We can pull the listed drop-box locations from Fulton and Gwinnett counties for the 2020 election, the area covering most of what Phillips’s map shows. It looks like this, with the outlined circles showing the drop boxes.

When we superimpose that map on the one shown in the movie, it becomes clear that Angry Fleas is correct. The orange dots are not drop-box locations.

If we zoom in, that becomes more clear. In some places, the orange dots are close to drop box sites. But often, they’re not. What are those three dots to the northeast of the red circle below, for example?

This is of critical importance, because the entire crux of the film depends on the accuracy of the cellphone data. If Phillips’s team was using incorrect drop-box locations, none of its conclusions are reliable.

In an email to The Post, Phillips said that “the movie graphics are not literal interpretations of our data.”

Even if the orange dots did align with the white circles, that of course doesn’t prove Phillips and D’Souza correct. True the Vote provided its data to the Georgia Bureau of Investigation (GBI), which declined to investigate. In its response to True the Vote, the GBI noted that True the Vote identified drop box “visits” using a radius of 100 feet; if you came within 100 feet of a drop box, it counted. That’s a broad range.

But it also depends on knowing where drop boxes were located at the library or county building where they were placed. If you don’t, how can you know that your 100-foot radius includes it at all?

That level of criticism is not useful if the orange dots are, in fact, miles away from any actual drop box.

Dropping off ballots in Russia

Phillips and D’Souza could certainly argue that the map above is shown for cinematic effect. Fair enough, though the dialogue certainly implies that this is an actual person’s actual route. In some cases, though, the maps shown are more clearly for effect — though casual viewers might be forgiven for not knowing that.

Consider the still below, shown as a voice-over explains how True the Vote compiled its data. It shows a city with red dots indicated — purported cellphone geolocation pings. There’s an overlay showing a car pulled up next to a drop box with someone stepping out. The implication is clear: This is someone being tracked near a drop-box site.

If we zoom in on the map, though, something seems off. The drop-box site shown in the overlaid photo is one that elsewhere in the movie is described as being in Gwinnett County. But the accompanying map depicts a river running through the city, which doesn’t exist in Atlanta. So what’s this showing?

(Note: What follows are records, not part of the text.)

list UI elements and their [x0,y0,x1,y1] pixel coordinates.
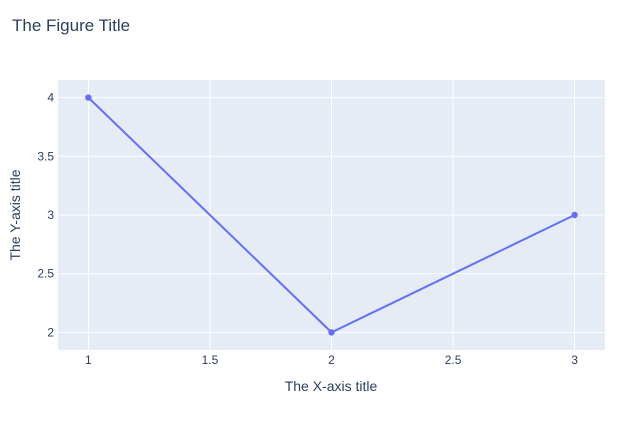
x-axis-title: The X-axis title [285,378,378,394]
y-tick-label: 2 [47,325,54,339]
x-tick-label: 1.5 [202,353,219,367]
data-point [328,329,335,336]
y-tick-label: 4 [47,91,54,105]
y-tick-label: 3.5 [37,149,54,163]
y-axis-ticks: 2 2.5 3 3.5 4 [37,91,54,340]
series-group [85,94,578,336]
data-point [571,211,578,219]
y-tick-label: 3 [47,208,54,222]
x-tick-label: 1 [85,353,92,367]
x-tick-label: 3 [571,353,578,367]
x-tick-label: 2 [328,353,335,367]
x-tick-label: 2.5 [445,353,462,367]
y-axis-title: The Y-axis title [7,169,23,260]
data-point [85,94,92,101]
chart-title: The Figure Title [12,16,130,35]
y-tick-label: 2.5 [37,267,54,281]
x-axis-ticks: 1 1.5 2 2.5 3 [85,353,578,367]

A group of Internet sleuths tracked it down. Simply flip the image …

... and it becomes clear. That’s not Atlanta; it’s a stock photo of a different capital.

Moscow.

There’s another point at which the same Moscow map is used, rotated 90 degrees. It, too, purports to show someone moving around an American city.

It is at least ironic that an effort to prove that the 2020 election was stolen uses a map of the capital of Russia to display its purportedly irrefutable digital fingerprints. But it’s not something we can simply laugh off. The central point of “2000 Mules” is that Phillips and True the Vote found that evidence. In the movie itself, the times at which that evidence is displayed undercuts instead of bolstering their argument.

Amy Gardner contributed to this report. It has been updated with Phillips’s statement.